Citroen C-Matisse - Hybrid French Wonder

On the outside, concept embodied modern idea of 4-door coupe. The most original part in the design concept - doors, disguised in tracing the body. They are not just opening up, but to the side. French concept car has low wide body made from carbon. This allowed to save weight - along with batteries, it is only 1400 kilograms.
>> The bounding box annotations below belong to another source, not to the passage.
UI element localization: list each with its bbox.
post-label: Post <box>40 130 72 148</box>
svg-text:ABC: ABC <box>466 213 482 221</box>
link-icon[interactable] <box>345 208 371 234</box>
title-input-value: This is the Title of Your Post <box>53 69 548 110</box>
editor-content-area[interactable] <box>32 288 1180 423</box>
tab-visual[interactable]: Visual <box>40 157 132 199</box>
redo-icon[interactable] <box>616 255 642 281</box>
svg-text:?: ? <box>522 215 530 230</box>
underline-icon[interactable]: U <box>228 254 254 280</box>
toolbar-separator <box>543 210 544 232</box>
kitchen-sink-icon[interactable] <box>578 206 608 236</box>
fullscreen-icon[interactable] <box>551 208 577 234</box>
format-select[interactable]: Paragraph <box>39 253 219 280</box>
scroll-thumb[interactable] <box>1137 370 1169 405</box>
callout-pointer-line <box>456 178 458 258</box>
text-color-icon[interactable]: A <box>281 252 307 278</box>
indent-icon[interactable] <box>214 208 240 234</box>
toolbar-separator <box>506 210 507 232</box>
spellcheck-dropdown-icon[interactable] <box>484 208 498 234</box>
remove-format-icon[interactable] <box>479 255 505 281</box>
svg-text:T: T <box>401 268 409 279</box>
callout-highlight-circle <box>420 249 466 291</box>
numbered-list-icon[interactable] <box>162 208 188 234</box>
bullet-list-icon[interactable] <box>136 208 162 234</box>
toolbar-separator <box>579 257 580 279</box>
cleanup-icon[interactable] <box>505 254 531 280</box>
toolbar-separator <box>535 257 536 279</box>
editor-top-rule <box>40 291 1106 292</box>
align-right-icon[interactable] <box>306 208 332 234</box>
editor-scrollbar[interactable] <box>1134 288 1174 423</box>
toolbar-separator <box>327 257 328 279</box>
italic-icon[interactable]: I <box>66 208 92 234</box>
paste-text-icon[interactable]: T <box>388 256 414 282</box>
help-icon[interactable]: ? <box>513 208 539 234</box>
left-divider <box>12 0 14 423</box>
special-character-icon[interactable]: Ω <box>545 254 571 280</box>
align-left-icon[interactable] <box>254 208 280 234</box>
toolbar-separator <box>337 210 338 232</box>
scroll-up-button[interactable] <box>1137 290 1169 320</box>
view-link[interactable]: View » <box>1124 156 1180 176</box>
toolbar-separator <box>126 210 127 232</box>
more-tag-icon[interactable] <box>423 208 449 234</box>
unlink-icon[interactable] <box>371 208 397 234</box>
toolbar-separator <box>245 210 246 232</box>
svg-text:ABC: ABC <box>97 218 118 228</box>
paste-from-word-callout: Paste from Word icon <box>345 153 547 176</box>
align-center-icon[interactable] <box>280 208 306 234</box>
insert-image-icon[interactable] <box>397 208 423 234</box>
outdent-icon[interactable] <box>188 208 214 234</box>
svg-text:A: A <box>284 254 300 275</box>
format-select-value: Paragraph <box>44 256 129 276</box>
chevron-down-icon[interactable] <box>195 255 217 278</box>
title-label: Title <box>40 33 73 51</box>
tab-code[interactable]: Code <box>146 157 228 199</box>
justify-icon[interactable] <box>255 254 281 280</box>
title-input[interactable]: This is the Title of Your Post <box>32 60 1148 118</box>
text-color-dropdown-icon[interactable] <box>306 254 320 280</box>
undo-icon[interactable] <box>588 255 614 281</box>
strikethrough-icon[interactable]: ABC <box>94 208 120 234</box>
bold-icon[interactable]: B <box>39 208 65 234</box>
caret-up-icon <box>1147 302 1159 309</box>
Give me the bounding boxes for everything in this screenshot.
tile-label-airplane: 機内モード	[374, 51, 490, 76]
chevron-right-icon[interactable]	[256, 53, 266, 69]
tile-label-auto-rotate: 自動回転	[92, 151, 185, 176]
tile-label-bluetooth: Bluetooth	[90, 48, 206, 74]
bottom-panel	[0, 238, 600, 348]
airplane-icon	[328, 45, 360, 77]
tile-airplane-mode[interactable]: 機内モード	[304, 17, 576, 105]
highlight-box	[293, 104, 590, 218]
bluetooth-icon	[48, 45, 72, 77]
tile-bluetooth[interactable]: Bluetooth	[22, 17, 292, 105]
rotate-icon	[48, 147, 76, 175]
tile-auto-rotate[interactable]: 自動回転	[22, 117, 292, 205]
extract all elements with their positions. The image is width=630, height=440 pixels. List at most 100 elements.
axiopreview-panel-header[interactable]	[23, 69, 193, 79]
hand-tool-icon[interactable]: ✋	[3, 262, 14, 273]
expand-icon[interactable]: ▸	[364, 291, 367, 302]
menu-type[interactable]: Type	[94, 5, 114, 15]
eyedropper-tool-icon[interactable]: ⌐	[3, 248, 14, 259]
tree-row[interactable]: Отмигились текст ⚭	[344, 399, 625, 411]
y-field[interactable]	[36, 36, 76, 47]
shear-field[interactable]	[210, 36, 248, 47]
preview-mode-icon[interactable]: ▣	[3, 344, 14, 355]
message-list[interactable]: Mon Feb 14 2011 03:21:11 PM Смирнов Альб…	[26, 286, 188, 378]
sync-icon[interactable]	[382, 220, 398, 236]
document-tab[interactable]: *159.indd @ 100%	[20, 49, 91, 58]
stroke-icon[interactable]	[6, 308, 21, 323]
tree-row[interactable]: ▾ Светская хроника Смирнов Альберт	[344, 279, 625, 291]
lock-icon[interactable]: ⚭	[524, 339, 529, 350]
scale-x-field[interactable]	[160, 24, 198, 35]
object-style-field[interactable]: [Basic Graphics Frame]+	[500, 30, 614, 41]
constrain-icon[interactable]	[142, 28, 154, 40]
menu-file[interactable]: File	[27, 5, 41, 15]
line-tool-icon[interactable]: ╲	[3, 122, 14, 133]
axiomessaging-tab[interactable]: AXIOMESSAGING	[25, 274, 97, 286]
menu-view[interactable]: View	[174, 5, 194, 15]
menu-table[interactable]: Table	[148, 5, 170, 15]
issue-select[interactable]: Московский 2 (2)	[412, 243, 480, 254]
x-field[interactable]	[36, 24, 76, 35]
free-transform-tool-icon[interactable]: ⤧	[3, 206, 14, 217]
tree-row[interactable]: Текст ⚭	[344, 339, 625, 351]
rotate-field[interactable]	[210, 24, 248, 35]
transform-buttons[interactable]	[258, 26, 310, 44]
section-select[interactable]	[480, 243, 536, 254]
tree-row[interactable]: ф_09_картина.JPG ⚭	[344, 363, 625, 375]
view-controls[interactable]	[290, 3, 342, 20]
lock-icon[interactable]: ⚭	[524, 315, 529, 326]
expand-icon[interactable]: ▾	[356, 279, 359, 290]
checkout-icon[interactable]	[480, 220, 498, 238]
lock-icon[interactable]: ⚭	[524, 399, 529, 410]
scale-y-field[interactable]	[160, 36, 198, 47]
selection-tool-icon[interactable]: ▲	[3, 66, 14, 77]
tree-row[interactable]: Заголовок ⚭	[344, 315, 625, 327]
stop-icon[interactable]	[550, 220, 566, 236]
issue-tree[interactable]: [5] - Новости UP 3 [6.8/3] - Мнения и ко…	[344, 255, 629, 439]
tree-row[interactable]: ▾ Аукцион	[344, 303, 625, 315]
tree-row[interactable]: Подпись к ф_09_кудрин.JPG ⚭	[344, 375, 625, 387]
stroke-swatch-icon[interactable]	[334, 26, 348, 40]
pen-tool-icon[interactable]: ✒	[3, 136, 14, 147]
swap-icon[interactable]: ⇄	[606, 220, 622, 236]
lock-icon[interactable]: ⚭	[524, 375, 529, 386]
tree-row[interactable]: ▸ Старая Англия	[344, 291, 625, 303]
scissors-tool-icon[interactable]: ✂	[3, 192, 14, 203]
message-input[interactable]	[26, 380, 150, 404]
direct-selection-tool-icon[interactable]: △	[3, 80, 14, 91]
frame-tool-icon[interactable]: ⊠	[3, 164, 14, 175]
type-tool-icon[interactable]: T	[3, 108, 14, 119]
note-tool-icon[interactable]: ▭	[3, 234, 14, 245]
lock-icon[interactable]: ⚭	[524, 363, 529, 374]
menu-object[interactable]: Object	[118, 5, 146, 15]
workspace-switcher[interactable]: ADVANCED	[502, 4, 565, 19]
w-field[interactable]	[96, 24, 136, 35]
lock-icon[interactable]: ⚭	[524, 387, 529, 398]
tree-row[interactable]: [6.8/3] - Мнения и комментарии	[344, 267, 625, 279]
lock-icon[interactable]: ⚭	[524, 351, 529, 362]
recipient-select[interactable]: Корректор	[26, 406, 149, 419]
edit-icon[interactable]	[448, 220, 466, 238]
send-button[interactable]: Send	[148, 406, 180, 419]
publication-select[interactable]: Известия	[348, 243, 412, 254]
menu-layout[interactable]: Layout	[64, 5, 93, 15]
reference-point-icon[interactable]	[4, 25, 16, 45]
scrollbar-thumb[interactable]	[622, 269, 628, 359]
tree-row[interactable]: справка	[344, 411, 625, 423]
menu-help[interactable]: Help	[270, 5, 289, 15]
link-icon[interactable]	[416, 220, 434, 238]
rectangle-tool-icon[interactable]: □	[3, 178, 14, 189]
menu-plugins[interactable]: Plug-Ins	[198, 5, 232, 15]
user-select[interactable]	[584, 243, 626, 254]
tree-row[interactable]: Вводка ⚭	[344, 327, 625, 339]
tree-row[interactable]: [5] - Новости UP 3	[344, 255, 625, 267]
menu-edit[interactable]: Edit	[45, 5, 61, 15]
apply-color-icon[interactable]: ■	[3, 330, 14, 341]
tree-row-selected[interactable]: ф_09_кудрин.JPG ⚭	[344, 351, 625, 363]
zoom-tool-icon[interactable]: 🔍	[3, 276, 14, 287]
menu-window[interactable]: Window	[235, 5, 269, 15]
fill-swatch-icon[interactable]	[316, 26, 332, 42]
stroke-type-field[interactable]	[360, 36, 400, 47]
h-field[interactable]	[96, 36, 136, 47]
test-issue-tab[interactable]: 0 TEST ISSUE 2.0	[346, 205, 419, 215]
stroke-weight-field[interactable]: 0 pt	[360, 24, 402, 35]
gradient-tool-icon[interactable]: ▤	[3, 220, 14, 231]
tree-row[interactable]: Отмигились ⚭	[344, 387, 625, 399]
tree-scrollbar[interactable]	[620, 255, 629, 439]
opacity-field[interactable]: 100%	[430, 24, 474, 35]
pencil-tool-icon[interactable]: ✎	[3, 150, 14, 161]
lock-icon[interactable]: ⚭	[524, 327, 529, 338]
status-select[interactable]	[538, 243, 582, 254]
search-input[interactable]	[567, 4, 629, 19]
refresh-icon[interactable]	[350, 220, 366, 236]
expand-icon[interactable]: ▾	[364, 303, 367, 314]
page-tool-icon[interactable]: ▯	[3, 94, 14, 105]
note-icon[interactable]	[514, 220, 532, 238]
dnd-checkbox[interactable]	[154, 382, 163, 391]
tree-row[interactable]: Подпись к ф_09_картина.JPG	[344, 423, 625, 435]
The level of aerodynamic resistance is Cx 0,30.

Citroen C-Matisse - Hybrid French

Citroen C-Matisse - Hybrid French

Citroen C-Matisse - Hybrid French

Citroen C-Matisse - Hybrid French

The length of concept car is 474 centimeters, width - 2 meters, height - 124 centimeters. Four door coupe has an impressive axle base of three meters, which guarantees a high level of comfort to passengers. Also installed is the famous Citroen hydraulic suspension.

Driver's seat reminds airplane cockpit. Steering wheel, on a new concept has fixed hub, with its rotations followed by active headlights.

You can switch gear without removing the hands from the steering wheel - thanks to special keys. Another concept feature - individual climate control for all four seats in the cabin.

C-Metisse is interesting not only because of unique design. Its "heart" is a hybrid diesel-electric plant, which drives all four wheels. Front wheels driven by 204 hp diesel engine, and rear - by 40 hp electric motors.

Power managed by 6-speed automatic gearbox. During the braking concept car kinetic energy is converted into electrical, which charges batteries.

Citroen C-Metisse engineers have created balanced chassis. To achieve this, electric motors are located in the rear area, and batteries in center of the platform. Concept car designers thought not only about environment - the car has good dynamics. According to a Citroen press release: "as the driver floors the gas pedal - the car will give as much torque, as required."

Acceleration to 100 kilometres per hour - 6.2 seconds and its top speed is 250 kilometers per hour. The average fuel consumption - a total of 6.5 liters per 100 kilometers.